Roasted lamb shoulder in Taunton Vintage Cider (Serves 6-8)
Lamb with potatoes:
- 1 bottle of Taunton Vintage Cider, 500ml
- 2 medium white onions, skinned, halved and sliced
- 1 lamb shoulder, bone in approx. 1.7kg
- 3 sprigs of rosemary
- 3 large cloves of garlic
- 2-3 bay leaves
- 800g firm potatoes (King Edward), peeled and sliced into rounds
- 2 tsp of honey
- Salt and pepper
Taunton cider gravy:
- Cider stock from the lamb (Cool for few hours/overnight so the fat sets)
- 1 tsp Worcester sauce
- 1 tsp of honey
- 20g cornflour, mixed with a splash of cold water
- Sprig of rosemary
- Salt and pepper
- Throw the sliced onions onto a baking tray. Add the garlic cloves, rosemary and then place the lamb on top.
- Pour the Taunton vintage cider over the lamb. Season the lamb with salt and pepper, drizzle over the honey and add in the bay leaves. Cover with tin foil and roast in the oven for 3 ½ hours at 170°C/340°F/Gas mark 3
- Meanwhile, add the sliced potatoes to a different roasting dish and season them with salt and pepper. Set aside.
- Once the lamb comes out of the oven. Momentarily place the lamb onto a separate plate. Then pour the cooking juices from the roasting tray into a separate bowl using a sieve to catch any onions.

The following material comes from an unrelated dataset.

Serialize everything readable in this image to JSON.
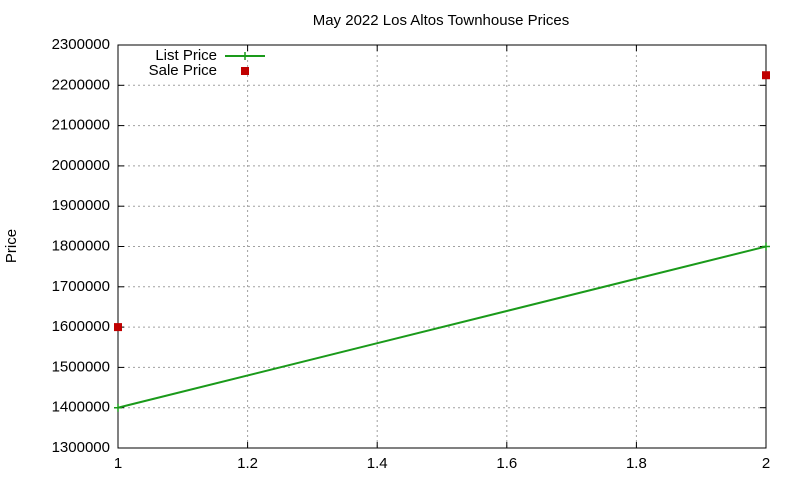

- Place most of the onions in with the potatoes and give them a mix around, and then sit the lamb shoulder on top of the potatoes. Add 3 tablespoons of the cooking juices onto the potatoes.
- Place the lamb back into the oven for 1 ¼ hours at 180°C/350°F/Gas mark 4 being sure to cover with a piece of tin foil if it is going too dark on top.

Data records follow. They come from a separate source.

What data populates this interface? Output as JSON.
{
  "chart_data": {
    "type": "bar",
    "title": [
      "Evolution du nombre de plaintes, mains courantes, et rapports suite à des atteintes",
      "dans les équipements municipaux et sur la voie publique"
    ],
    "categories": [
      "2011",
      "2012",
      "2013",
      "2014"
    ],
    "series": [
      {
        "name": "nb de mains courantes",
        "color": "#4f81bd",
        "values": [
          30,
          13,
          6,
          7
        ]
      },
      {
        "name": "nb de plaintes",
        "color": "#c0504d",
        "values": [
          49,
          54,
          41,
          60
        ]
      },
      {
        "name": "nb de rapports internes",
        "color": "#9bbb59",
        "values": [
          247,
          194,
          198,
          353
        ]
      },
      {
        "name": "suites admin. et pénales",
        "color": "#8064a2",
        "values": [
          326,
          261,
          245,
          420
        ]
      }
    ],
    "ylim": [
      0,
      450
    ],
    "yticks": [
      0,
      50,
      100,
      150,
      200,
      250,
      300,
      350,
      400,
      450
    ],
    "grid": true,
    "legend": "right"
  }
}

- To make the gravy, remove any solidified fat or spoon off the excess fat. Place the juices into a sauce pan and bring to the boil on a medium/high heat and reduce the stock by a third.
- Add the Worcester sauce, honey, rosemary, salt and pepper and then add the cornflour and stir. It will start to thicken to a gravy. Add more cornflour if you would like a thicker gravy.
- Serve slices of lamb with potatoes and vegetables of your choice, with gravy and mint sauce! Enjoy.
Fuss Free Tips …
- When I return the lamb to the oven (uncovered) for a second time, I like to cover any bones that have been revealed with a piece of tin foil to avoid it burning.
- This is a great dish to start to prepare the day before up until stage 5, and continue from stage 6 when you are ready.
- This dish can be served with the simplest of greens cooked in butter (kale, cavalo nero or savoy cabbage), roasted heritage or chantenay carrots. With the lamb being rich, simplicity works well here!